Information Extraction from Documents

Information extraction techniques can be used to extract or summarize the content of textual documents. This is useful in all areas in which a lot of unstructured text data occurs that needs to be further processed or analyzed.


Unstructured text
in today's world

Emails, contracts, reports

Even in the age of digital transformation, most information that is exchanged in a day-to-day business is and remains unstructured text. This includes for example customer support emails, customer feedback, contracts and reports. Processing these kinds of documents requires a large amount of manual effort and is a cost-driving factor. That means in particular, that any improvement that makes that process slightly more efficient is already very valuable.

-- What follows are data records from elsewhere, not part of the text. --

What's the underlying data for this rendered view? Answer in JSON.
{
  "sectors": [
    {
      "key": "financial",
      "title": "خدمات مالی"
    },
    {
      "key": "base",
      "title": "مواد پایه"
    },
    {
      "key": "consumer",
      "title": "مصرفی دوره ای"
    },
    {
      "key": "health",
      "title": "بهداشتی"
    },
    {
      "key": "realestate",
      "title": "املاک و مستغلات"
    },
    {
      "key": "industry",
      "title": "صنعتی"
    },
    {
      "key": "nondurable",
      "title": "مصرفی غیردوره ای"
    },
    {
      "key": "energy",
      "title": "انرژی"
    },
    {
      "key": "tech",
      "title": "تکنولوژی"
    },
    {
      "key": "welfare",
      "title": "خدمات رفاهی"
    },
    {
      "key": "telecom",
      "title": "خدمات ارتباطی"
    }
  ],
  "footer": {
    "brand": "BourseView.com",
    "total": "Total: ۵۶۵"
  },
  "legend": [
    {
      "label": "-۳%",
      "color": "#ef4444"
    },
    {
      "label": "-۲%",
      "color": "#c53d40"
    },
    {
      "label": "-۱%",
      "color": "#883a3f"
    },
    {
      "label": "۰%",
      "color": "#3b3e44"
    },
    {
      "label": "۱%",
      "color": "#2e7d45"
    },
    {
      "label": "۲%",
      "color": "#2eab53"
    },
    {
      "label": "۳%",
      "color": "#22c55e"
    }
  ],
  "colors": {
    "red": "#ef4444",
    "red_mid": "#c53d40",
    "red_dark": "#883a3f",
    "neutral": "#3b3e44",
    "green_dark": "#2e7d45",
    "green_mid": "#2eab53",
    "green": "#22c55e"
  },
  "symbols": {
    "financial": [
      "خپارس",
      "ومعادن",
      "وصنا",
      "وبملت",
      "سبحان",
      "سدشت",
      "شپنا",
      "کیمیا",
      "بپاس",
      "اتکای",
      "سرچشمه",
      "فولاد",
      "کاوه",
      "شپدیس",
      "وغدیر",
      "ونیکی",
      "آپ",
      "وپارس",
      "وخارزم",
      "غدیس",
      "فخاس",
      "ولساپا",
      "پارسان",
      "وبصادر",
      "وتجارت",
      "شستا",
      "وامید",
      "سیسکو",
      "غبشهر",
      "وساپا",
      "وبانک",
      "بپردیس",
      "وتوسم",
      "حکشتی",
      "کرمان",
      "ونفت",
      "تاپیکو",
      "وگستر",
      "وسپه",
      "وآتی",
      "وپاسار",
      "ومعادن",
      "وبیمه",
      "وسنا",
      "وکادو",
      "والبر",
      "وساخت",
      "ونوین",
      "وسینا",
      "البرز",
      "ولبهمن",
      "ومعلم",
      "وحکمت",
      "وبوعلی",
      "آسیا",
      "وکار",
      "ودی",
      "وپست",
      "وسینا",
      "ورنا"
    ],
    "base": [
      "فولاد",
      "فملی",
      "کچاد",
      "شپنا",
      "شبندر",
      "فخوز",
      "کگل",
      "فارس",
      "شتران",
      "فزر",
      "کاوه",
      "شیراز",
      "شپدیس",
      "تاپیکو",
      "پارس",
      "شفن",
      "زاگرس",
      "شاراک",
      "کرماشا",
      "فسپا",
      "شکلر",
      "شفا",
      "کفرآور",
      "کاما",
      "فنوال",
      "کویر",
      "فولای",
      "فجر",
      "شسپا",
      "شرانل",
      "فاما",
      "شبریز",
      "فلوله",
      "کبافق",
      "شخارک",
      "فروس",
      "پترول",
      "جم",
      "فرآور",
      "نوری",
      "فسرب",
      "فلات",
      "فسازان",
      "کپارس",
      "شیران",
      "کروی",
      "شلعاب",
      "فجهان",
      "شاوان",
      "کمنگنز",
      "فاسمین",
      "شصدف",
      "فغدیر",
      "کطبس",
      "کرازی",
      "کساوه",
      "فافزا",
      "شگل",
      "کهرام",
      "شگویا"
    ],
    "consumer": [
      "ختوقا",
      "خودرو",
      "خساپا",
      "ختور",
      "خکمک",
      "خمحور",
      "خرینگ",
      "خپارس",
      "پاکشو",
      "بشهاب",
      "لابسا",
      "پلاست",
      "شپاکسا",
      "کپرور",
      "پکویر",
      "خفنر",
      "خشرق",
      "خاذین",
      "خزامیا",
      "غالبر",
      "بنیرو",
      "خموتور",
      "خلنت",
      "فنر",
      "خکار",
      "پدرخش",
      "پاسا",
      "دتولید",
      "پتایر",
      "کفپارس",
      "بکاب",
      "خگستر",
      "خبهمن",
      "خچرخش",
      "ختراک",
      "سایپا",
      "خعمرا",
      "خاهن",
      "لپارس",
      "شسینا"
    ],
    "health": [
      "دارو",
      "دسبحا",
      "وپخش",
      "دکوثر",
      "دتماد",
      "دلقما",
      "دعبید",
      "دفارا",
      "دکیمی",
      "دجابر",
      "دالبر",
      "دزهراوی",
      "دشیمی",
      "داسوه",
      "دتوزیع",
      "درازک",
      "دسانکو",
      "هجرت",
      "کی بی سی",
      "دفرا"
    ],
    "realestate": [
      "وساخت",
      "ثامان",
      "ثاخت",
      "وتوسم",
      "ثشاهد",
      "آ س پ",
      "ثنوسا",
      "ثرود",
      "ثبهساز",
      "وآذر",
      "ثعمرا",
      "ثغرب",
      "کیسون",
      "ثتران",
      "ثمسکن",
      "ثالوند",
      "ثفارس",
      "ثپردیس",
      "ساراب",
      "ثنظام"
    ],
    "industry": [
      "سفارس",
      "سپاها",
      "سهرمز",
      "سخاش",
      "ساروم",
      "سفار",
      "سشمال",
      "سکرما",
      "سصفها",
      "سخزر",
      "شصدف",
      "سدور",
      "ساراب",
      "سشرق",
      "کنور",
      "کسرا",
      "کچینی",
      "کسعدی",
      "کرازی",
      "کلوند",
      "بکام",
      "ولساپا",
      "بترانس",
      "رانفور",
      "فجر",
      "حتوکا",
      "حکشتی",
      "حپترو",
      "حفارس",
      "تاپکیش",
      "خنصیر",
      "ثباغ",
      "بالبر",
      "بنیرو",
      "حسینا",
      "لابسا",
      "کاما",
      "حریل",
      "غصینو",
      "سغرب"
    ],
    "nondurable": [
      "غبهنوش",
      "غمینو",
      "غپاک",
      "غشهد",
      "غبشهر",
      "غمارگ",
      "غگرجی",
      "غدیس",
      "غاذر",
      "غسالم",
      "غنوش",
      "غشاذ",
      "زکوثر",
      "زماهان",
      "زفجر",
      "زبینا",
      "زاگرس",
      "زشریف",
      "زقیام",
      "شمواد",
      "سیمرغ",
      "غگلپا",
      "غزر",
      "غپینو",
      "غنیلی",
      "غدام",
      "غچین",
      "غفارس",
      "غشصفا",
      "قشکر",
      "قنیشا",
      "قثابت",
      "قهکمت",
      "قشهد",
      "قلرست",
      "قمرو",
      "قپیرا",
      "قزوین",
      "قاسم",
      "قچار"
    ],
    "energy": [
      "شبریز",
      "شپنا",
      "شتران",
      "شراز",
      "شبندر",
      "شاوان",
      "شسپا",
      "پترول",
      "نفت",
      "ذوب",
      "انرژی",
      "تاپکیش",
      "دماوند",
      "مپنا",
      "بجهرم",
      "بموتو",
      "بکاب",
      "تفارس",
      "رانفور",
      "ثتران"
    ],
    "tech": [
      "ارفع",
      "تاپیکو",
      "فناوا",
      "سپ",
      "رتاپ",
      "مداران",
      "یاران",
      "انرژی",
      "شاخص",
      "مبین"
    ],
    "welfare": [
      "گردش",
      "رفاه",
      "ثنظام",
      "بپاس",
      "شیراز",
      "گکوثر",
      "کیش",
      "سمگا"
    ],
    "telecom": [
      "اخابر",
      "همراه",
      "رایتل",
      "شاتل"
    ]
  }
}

For example, in customer service every second counts. Therefore, it is crucial for agents to get a quick understanding what an email of a customer is about - and also first, to forward this email to the right specialist. In addition to that, it is useful for the agent to already have important information already extracted from the email, like the customer's name and ID, which saves him additional time.

Combine NLP techniques to solve the problem

Using a combination of different NLP techniques, all of these problems can be tackled. Document classification can be used to select the right specialist for a topic. The customer's name and ID can be extracted using named-entity recognition. In some cases, it might also be useful to extract the sentiment of an email using sentiment analysis.
Another use case is the automatic extraction of information from reports to make them available in a structured database.